La comédie musicale américaine offre un autre exemple emblématique des enjeux politiques de la chanson. Il est en effet possible de démentir l’idée reçue selon laquelle Broadway privilégie un répertoire anodin à des fins de simple divertissement : c’est bien d’un théâtre politique qu’il s’agit (sous des apparences parfois trompeuses), et les chansonniers de Broadway pratiquent un art engagé, en prise sur les grandes controverses du moment. (Mathieu Duplay)

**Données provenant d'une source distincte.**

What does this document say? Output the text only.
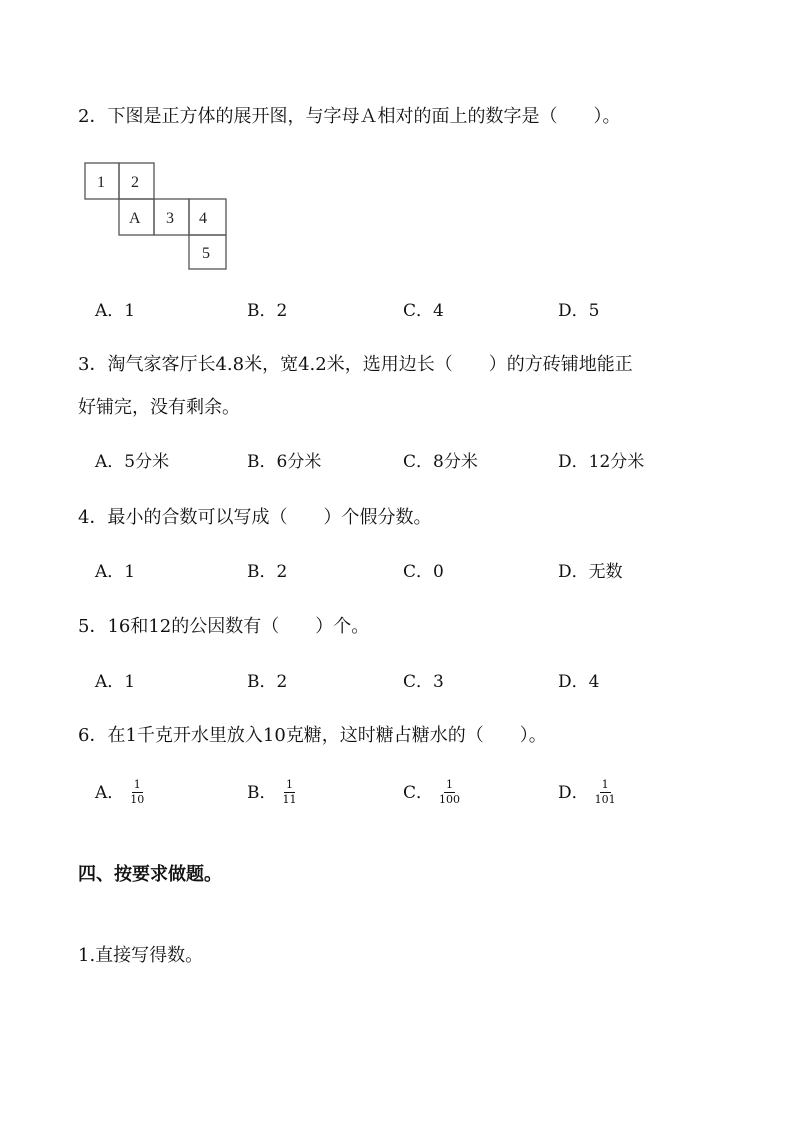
2．下图是正方体的展开图，与字母Ａ相对的面上的数字是（　　）。
1 2
A 3 4
5
A．1	B．2	C．4	D．5
3．淘气家客厅长4.8米，宽4.2米，选用边长（　　）的方砖铺地能正
好铺完，没有剩余。
A．5分米	B．6分米	C．8分米	D．12分米
4．最小的合数可以写成（　　）个假分数。
A．1	B．2	C．0	D．无数
5．16和12的公因数有（　　）个。
A．1	B．2	C．3	D．4
6．在1千克开水里放入10克糖，这时糖占糖水的（　　）。
A． $\frac{1}{10}$	B． $\frac{1}{11}$	C． $\frac{1}{100}$	D． $\frac{1}{101}$
四、按要求做题。
1.直接写得数。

Non moins éclairantes sont les relations complexes qu’entretient le régime communiste de la République Populaire de Pologne (1945-1989) avec la rock culture : elles ne se résument pas au rejet, à l’interdiction et à la censure (en fait extrêmement rare). Ce n’est qu’au début des années 1980, avec l’affaiblissement du régime, que le rock polonais devient plus ouvertement anticommuniste, tout en étant produit et distribué dans le cadre de l’industrie et des circuits culturels mis en place et contrôlés par l’Etat. (Dariusz Krawczyk)

Chanson et histoire
Dans la perspective méthodologique développée par la revue Ecrire l’histoire, et par le récent colloque Chanter l’actualité, les relations de la chanson et de l’histoire pourraient être explorées selon ces deux axes :

– La chanson constitue-t-elle un moyen d’écrire l’histoire ? Y a-t-il des périodes privilégiées où elle a rempli ce rôle, et pourquoi ? Dans quel but la chanson, art du présent, s’empare-t-elle de la matière historique, et que lui fait-elle dire ?

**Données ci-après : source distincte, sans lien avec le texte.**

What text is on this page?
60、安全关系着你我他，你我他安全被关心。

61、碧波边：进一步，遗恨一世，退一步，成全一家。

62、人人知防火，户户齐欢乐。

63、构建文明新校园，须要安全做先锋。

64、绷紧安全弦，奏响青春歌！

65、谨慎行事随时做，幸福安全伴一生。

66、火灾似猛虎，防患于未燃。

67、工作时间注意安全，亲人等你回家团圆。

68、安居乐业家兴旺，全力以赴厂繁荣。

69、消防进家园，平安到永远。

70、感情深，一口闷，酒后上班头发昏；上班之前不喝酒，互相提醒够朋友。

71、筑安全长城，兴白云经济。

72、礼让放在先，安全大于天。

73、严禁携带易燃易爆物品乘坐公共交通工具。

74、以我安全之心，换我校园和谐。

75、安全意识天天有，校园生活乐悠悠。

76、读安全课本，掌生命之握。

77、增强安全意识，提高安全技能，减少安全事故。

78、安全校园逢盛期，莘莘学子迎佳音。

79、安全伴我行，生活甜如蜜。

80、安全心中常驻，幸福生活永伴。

– La chanson comme objet d’étude de l’histoire : à partir de quand une histoire de la chanson se constitue- telle, et selon quelles bases ? La chanson est-elle considérée comme un marqueur historique par certains historiens ? Quelle place lui font-ils en tant que « document », et comment l’analysent-ils ? Une enquête systématique sur les références à des chansons dans le corpus historiographique serait passionnante à cet égard.

La première séance du séminaire, organisé par Jean Vignes et l’équipe CERILAC EA 4410, aura lieu dans les locaux de l’UFR Lettres, Arts, Cinéma de l’Université Paris-Diderot, en salle Pierre Albouy (685C), au 6e étage des Grands Moulins de Paris, le mardi 12 novembre, de 18h à 20 heures.